By Sam Hemingway, Free Press Staff Writer • Thursday, July 29, 2010

The Vermont Egg Farm Inc. in Highgate Center, recently sold to a group of Canadian investors, will remain at its current size for the time being, an executive for the new owners said Wednesday.

"We have no plans to expand or grow the farm at this point in time," Ted Hudson, vice president of Burnbrae Farms Ltd., said in an interview.

Burnbrae Farms, based in Lyn, Ontario, is one of three family-owned Canadian poultry businesses that formed a joint venture to buy Vermont Egg Farm Inc. in May. The other two entities are Ferme Hubert Inc. of Nicolet, Quebec, and Ferme A.B. Morin & Son, of St. Bernard, Quebec.

Hudson said the three Canadian entities had been in negotiations to buy the Highgate Center farm for about a year. Their joint venture marked the first time the three entities have owned a business together. Vermont Egg Farm Inc., is their only American holding.

Hudson declined to disclose the purchase price for the farm.

Vermont Egg Farm Inc., on Boucher Road, houses 100,000 chickens and is located on 170 acres in northern Franklin County. It is the largest egg farm in Vermont.

The farm, built in 1996 at a cost of $3 million by the Lucien Breton family, quickly became the target of complaints in its early years from neighbors who claimed the place smelled and was the source of a massive fly problem.

The Breton family had intended to expand the farm to accommodate 500,000 chickens within five years, but the plans were opposed by neighbors and ultimately rejected by state agricultural officials in 1998 after it was reviewed under the state's large-farm permit rules.

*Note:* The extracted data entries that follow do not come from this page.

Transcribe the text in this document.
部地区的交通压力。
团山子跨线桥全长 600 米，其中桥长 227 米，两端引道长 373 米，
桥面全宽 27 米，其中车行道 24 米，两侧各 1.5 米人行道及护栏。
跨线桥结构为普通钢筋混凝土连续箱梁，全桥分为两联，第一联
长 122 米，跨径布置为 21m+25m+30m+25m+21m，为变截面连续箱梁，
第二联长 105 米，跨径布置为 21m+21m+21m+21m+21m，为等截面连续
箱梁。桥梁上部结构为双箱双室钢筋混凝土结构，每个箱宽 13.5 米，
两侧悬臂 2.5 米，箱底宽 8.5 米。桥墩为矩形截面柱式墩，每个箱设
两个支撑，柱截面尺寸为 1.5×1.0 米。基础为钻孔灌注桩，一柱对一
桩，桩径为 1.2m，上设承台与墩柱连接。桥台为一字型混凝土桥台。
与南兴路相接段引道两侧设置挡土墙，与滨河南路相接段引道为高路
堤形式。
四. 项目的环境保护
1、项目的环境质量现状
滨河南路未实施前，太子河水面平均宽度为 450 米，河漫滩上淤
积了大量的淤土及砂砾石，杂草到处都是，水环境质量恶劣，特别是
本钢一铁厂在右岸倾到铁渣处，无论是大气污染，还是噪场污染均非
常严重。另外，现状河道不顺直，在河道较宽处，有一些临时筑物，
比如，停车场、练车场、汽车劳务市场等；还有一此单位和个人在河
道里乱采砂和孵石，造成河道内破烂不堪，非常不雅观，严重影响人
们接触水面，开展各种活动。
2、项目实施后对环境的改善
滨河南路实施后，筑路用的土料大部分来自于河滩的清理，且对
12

A second expansion request was rejected in 2002. In 2008, the Breton family again applied for state permits to expand operations, this time to 260,000 chickens. The Bretons did not follow up on the application, and it lapsed, Kelly Loftus, spokeswoman for the state agency, said Wednesday.

Hudson said the new owners have met with state agricultural officials to learn about the large-farm permit rules, which are used to assess the environmental and other impacts of mega-farm operations in Vermont.

"We are getting to know the rules for operating a large farm in Vermont," Hudson said. "The state permits are going to determine what, if anything, we are going to do and whatever we do, we will make sure it is done within the state's rules and regulations."

Hudson said the new owners have made no changes to the farm's operation since they took over control of the facility in late May.

"All the same people are still here," he said. "And the girls -- the chickens -- are still working in the barn."